The day before, SpaceShipOne had carried a man, sixty-three-year-old Mike Melvill, outside the atmosphere for the first time. The ship had been conceived by an airplane designer renowned for his shockingly innovative approach to engineering and built by his small company, Scaled Composites, headquartered on the airports flight line, for a mere $25 million. That was half the retail price of a Boeing 737600 airliner. The little spaceship that could, hand-built of carbon-fiber composites, flew three times the speed of sound, faster than any civilian craft yet built. While still far slower than the Mach 25 speed necessary for reaching orbit, SpaceShipOne nevertheless breached the atmosphere and allowed Melvill to float, weightless, for four minutes. News of the achievement now blared in headlines around the world. But I alone, it seemed, among the journalists covering Melvills flight, had returned to Mojave the next day to see what a more or less ordinary day looked like at a commercial spaceport. There was no one around. The place might as well have been a ghost town. Everyone was inside, out of the desert sun, working in their hangars and offices during just another day.
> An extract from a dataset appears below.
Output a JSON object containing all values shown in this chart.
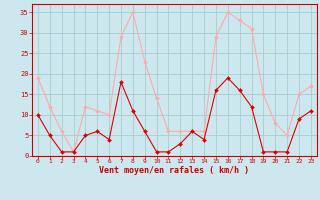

I began by checking out a rocket company called XCOR Aerospace. As it turned out, that was as far as I got that day. Though one would never guess it from its outward appearance, XCOR Aerospace represented the hopes, dreams, and potential of an age of private space travel as well as any other group of aerospace mavericks, including Scaled Composites. XCOR Aerospace occupied a featureless blue hangar dating from the Second World War. A sign on the door featuring a stylized rocket plane logo was all that distinguished the place. I walked into a battered lounge that was trying without much success to be a lobby. Framed magazine article reprints about the company hung on the walls, including pieces about a home-built airplane the companys engineers had hot-rodded up with a pair of rocket engines and dubbed the EZ-Rocket.
The heart of the operation was an open hangar in which working areas and workbenches had been laid out along the sides. There I met a friendly middle-aged engineer named Aleta Jackson, who I later learned possessed a keen intellect and not a little of the sense of humor required of anyone who has devoted her life to the fulfillment of a dream most people think impossible. She was about as far removed as one could imagine from the stereotypical picture of the fabled steely-eyed missile man of the previous generation, who had started the first space age, the one run by massive government programs, but she was no less committed to the dream of space flight. Without routine, regular, reliable access to space, I think this planet is hosed, she told me simply. Weve got to have it, and the sooner we get it, the better off everyones going to be.